Black started Grey Sweater in 2019, designing elaborate tasting menus featuring dishes like his scallops served in coconut sauce. It’s a staple of the menu that pays homage to his roots while showcasing his unique skills in culinary arts. “It’s a dish that I grew up with, and we took it to the next level,” Black explained. “The one we do at home [in Jamaica] is more country cooking.”
For transforming a dish that is simple like rundown into an expensive restaurant-style word, Black slow-simmer coconut milk with salt cod cream, the annatto seed (a seed that comes from the achiote plant), and other spices like the makrut lime leaf and thyme, and ginger.

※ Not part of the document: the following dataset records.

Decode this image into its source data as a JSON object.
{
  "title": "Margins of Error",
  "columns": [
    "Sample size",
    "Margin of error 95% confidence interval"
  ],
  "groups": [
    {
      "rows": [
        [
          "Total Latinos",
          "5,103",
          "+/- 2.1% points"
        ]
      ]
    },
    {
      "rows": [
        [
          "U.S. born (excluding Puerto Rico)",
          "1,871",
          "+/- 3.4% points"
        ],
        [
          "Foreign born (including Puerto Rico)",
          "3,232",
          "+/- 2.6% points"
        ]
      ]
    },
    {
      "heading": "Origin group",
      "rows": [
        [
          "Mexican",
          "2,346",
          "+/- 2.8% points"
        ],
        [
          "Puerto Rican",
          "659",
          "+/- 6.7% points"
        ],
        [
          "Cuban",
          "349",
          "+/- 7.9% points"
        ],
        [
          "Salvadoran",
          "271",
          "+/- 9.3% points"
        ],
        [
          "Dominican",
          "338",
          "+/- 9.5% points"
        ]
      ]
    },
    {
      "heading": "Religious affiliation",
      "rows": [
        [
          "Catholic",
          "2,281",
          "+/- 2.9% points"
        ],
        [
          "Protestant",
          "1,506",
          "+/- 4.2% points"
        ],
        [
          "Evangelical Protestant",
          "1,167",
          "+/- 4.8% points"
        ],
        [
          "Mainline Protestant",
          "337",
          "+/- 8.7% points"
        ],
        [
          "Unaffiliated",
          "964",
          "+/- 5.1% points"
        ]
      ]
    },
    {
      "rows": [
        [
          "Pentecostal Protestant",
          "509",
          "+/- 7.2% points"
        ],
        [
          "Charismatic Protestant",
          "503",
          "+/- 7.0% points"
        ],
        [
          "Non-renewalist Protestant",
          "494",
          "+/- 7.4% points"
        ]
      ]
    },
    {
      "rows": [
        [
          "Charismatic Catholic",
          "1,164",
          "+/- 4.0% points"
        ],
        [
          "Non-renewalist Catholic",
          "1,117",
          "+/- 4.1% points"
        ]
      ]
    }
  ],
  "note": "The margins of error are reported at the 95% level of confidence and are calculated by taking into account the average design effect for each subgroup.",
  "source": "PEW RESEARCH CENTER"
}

If the sauce looks smashed, this means that it’s exactly like the recipe of his grandmother. Black explained, “Growing up in Jamaica, we cooked sauces to death, and they often looked broken, but that’s just part of it.”
After years of training in professional kitchens, Black tends to avoid broken sauces. He also suggests mixing it with the sauce in your home should it fail.
The sauce’s silky texture is the basis for a plump day-boat scallop that has been butter-seared and garnished by the Kaluga caviar. This caviar adds an elegant showpiece that celebrates his achievements as a chef. This is a significant departure from the homelier roots of the run. However, as Black stated, “the DNA remains the same.”
The rundown 2.0 has been available on the menu at Black’s since its opening in the restaurant and is an institution. “I wanted to have one dish that just takes me home,” Black said. Black. “That’s what this sauce and seafood does for me.”
The scallops are fresh off a high-point accomplishment, unlike anything his hometown has ever seen. This dish of scallops and coconut sauce blends frill-free traditional cuisine and cutting-edge design and demonstrate how the simplest of meals can be transformed into something spectacular and tell the tale of achievement and of a city that is rising and of his home.